Have you ever heard of osteopenia? We investigate a case of increasing osteopenia
On a grey and damp winter’s day, a lovely, beautifully presented woman in her mid-50s came to see me. She just wasn’t feeling her normal self: lots of niggly symptoms had started to bother her and she was concerned as she had friends that kept telling her she was just getting old, but she did not want to accept this perspective.
On discussing the issues with her, nothing was seriously wrong. She had a few aches and pains and was getting repeated doses of low-grade colds and flu infections. It was nothing to make her really ill, but she was experiencing these every few weeks, more frequently since the onset of the cold and wet weather. On the day she came to the clinic, she had just been recovering from yet another cold and had a dry tickly cough. She also had very sensitive dry skin so used large quantities of a commercial moisturiser that appeared to make little long-term difference.
Apart from these, she was gradually putting on a bit of weight: a kilogram every few months despite a strict low-fat diet. She was increasingly fatigued during the day despite a regular good night’s sleep, assisted with low-dose melatonin.
As regards her diet, as her weight had been gradually increasing over the last couple of years she had significantly reduced the fats in her diet and was eating mainly salads without dressing and fruit, with the occasional legumes such as chickpeas or tofu for protein. Philosophically she was committed to a vegetarian diet, almost to the point of being vegan but did add honey to foods, with the occasional egg on weekends.
Recognising this unusual combination of symptoms, I immediately sent her back to her GP to have her vitamin D levels checked.
Because she was interested in health she realised the importance of regular exercise, and during the winter went to the gym regularly three times a week.
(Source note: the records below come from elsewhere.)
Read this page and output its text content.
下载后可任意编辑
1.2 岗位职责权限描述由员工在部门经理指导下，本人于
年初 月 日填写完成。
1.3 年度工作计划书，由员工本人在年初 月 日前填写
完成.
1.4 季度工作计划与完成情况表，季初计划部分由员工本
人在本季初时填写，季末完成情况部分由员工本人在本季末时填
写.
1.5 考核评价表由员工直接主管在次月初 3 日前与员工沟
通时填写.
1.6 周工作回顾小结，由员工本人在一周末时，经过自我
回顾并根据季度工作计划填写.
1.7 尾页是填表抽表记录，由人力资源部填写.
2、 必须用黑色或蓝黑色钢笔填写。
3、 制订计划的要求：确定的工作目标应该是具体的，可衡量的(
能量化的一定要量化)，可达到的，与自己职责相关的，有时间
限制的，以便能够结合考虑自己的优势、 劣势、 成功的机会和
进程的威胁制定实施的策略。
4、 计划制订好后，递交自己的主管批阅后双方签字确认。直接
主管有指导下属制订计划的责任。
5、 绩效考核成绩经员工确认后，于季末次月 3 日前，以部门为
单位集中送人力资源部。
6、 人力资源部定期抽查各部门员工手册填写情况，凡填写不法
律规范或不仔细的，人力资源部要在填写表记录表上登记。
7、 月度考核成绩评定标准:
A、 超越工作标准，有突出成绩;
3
During the summer she still did a couple of days a week in the gym and supplemented these three days a week with walks through the local streets and parks, always making sure she was adequately protected from skin cancer when outdoors with the regular use of sunscreen to protect her skin, sunglasses to protect her eyes and a hat.
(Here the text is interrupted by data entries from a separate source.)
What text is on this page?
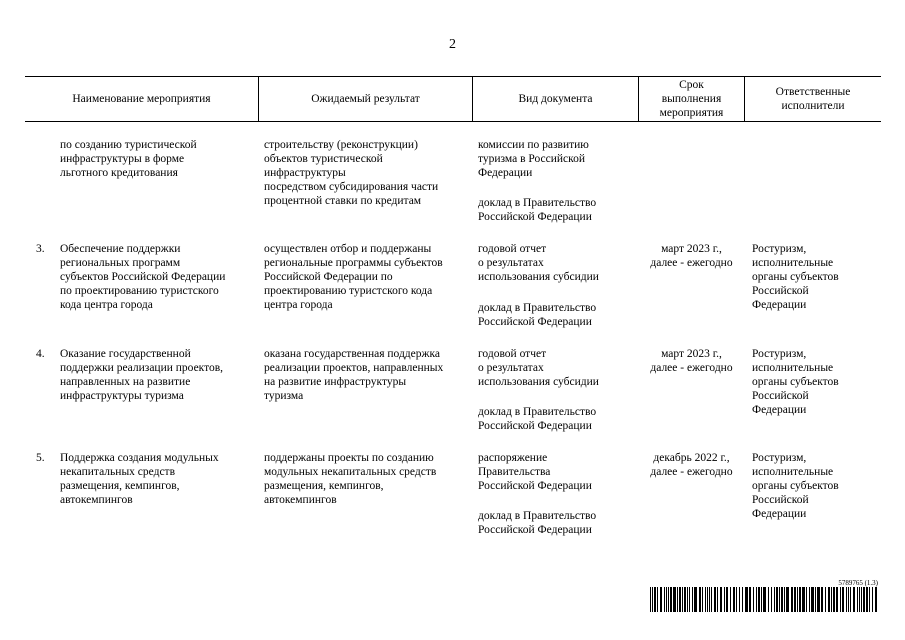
2
Наименование мероприятия	Ожидаемый результат	Вид документа
Срок
выполнения
мероприятия
Ответственные
исполнители
по созданию туристической
инфраструктуры в форме
льготного кредитования
строительству (реконструкции)
объектов туристической
инфраструктуры
посредством субсидирования части
процентной ставки по кредитам
комиссии по развитию
туризма в Российской
Федерации
доклад в Правительство
Российской Федерации
3. Обеспечение поддержки
региональных программ
субъектов Российской Федерации
по проектированию туристского
кода центра города
осуществлен отбор и поддержаны
региональные программы субъектов
Российской Федерации по
проектированию туристского кода
центра города
годовой отчет
о результатах
использования субсидии
доклад в Правительство
Российской Федерации
март 2023 г.,
далее - ежегодно
Ростуризм,
исполнительные
органы субъектов
Российской
Федерации
4. Оказание государственной
поддержки реализации проектов,
направленных на развитие
инфраструктуры туризма
оказана государственная поддержка
реализации проектов, направленных
на развитие инфраструктуры
туризма
годовой отчет
о результатах
использования субсидии
доклад в Правительство
Российской Федерации
март 2023 г.,
далее - ежегодно
Ростуризм,
исполнительные
органы субъектов
Российской
Федерации
5. Поддержка создания модульных
некапитальных средств
размещения, кемпингов,
автокемпингов
поддержаны проекты по созданию
модульных некапитальных средств
размещения, кемпингов,
автокемпингов
распоряжение
Правительства
Российской Федерации
доклад в Правительство
Российской Федерации
декабрь 2022 г.,
далее - ежегодно
Ростуризм,
исполнительные
органы субъектов
Российской
Федерации
5789765 (1.3)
Her levels of exercise were decreasing, however, as she was increasingly getting muscle and joint aches and pains, and was taking magnesium and glucosamine to try and relieve these. This helped a little but didn’t stop the problem.
The results of her recent DEXA bone density scan showed increasing osteopenia, and she was concerned about developing osteoporosis despite the regular weight-bearing exercise.
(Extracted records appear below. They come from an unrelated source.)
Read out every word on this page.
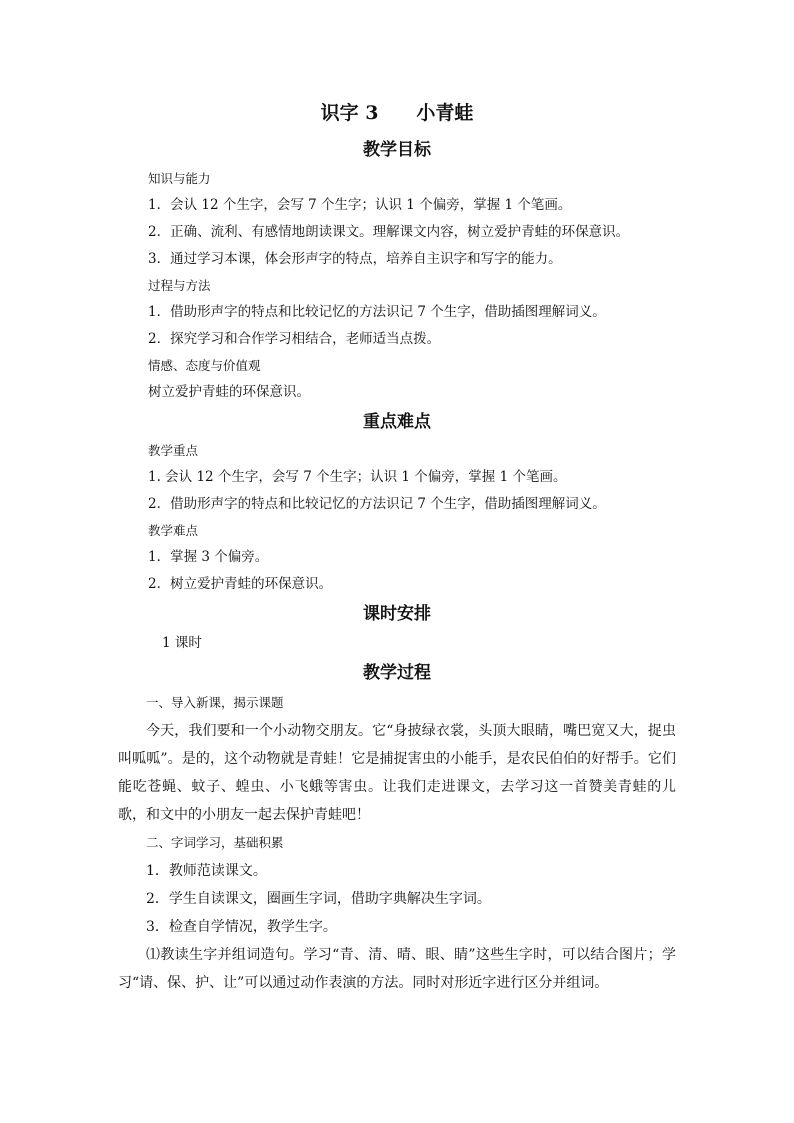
识字 3　　小青蛙
教学目标
知识与能力
1．会认 12 个生字，会写 7 个生字；认识 1 个偏旁，掌握 1 个笔画。
2．正确、流利、有感情地朗读课文。理解课文内容，树立爱护青蛙的环保意识。
3．通过学习本课，体会形声字的特点，培养自主识字和写字的能力。
过程与方法
1．借助形声字的特点和比较记忆的方法识记 7 个生字，借助插图理解词义。
2．探究学习和合作学习相结合，老师适当点拨。
情感、态度与价值观
树立爱护青蛙的环保意识。
重点难点
教学重点
1. 会认 12 个生字，会写 7 个生字；认识 1 个偏旁，掌握 1 个笔画。
2．借助形声字的特点和比较记忆的方法识记 7 个生字，借助插图理解词义。
教学难点
1．掌握 3 个偏旁。
2．树立爱护青蛙的环保意识。
课时安排
1 课时
教学过程
一、导入新课，揭示课题

今天，我们要和一个小动物交朋友。它“身披绿衣裳，头顶大眼睛，嘴巴宽又大，捉虫叫呱呱”。是的，这个动物就是青蛙！它是捕捉害虫的小能手，是农民伯伯的好帮手。它们能吃苍蝇、蚊子、蝗虫、小飞蛾等害虫。让我们走进课文，去学习这一首赞美青蛙的儿歌，和文中的小朋友一起去保护青蛙吧！

二、字词学习，基础积累
1．教师范读课文。
2．学生自读课文，圈画生字词，借助字典解决生字词。
3．检查自学情况，教学生字。

⑴教读生字并组词造句。学习“青、清、晴、眼、睛”这些生字时，可以结合图片；学习“请、保、护、让”可以通过动作表演的方法。同时对形近字进行区分并组词。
With all these low-grade symptoms and the fatigue she felt, she was becoming increasingly miserable, helped a little by the melatonin, but this was not enough. She also felt she became increasingly depressed over winter, but luckily this seemed to improve in summer.
Recognising this unusual combination of symptoms, I immediately sent her back to her GP to have her vitamin D levels checked, and as I expected her levels were very low, which surprised her. She thought that as she lived in a country known for its sunshine she would be fine. Her immediate reaction was that she would have to get out in the sun more.
To obtain vitamin D from the sun you need as a general rule half an hour a day at least of exposure to the sun of face, arms and legs. While the most effective dose is delivered around the hottest part of the day, this is also the riskiest for skin damage, so we usually recommend the exposure to be in the early morning or late afternoon, without sunscreens and without sunglasses. For correct vitamin D production we need UV light on the retina of the eye as well. And since she had shielded herself from the sun so well for many years, her skin and eyes were likely to be very sensitive initially.
Low-fat diets are also a problem, as vitamin D is a fat-soluble nutrient and is obtained from foods like dairy products and eggs. Mushrooms are a good vegetarian source, particularly if they are left in the sun for 30 minutes before cooking, as this increases their vitamin D content significantly. So increasing the “good” fats is necessary; I suggested hemp oil both topically as a moisturiser and internally.
Problems with fat digestion, such as gallbladder or liver problems, are also risk factors for low vitamin D.
I therefore recommended a vitamin D supplement until her symptoms improved, along with the changes in lifestyle that would allow her to obtain this nutrient more naturally. Supplements are effective, but the levels need to be checked every 12 months as overdoses can also occur. The ideal level in Australia is about 100nmol/L; although the medical levels for normal are 50–140nmol/L, these values are too broad and some individuals can be deficient even when they fall into the low normal range medically.
She also needed to increase the protein in her diet, so I also recommended supplements of the cofactors of vitamin D: magnesium, vitamin K2 (taken separately) and zinc (for immune support and as an antiviral), and I also suggested a general calcium hydroxyapatite formula containing boron and the other cofactors to calcium.
After a couple of weeks of supplementing these nutrients and changing her diet, she felt much better and resolved to continue this regime, at least until the end of winter.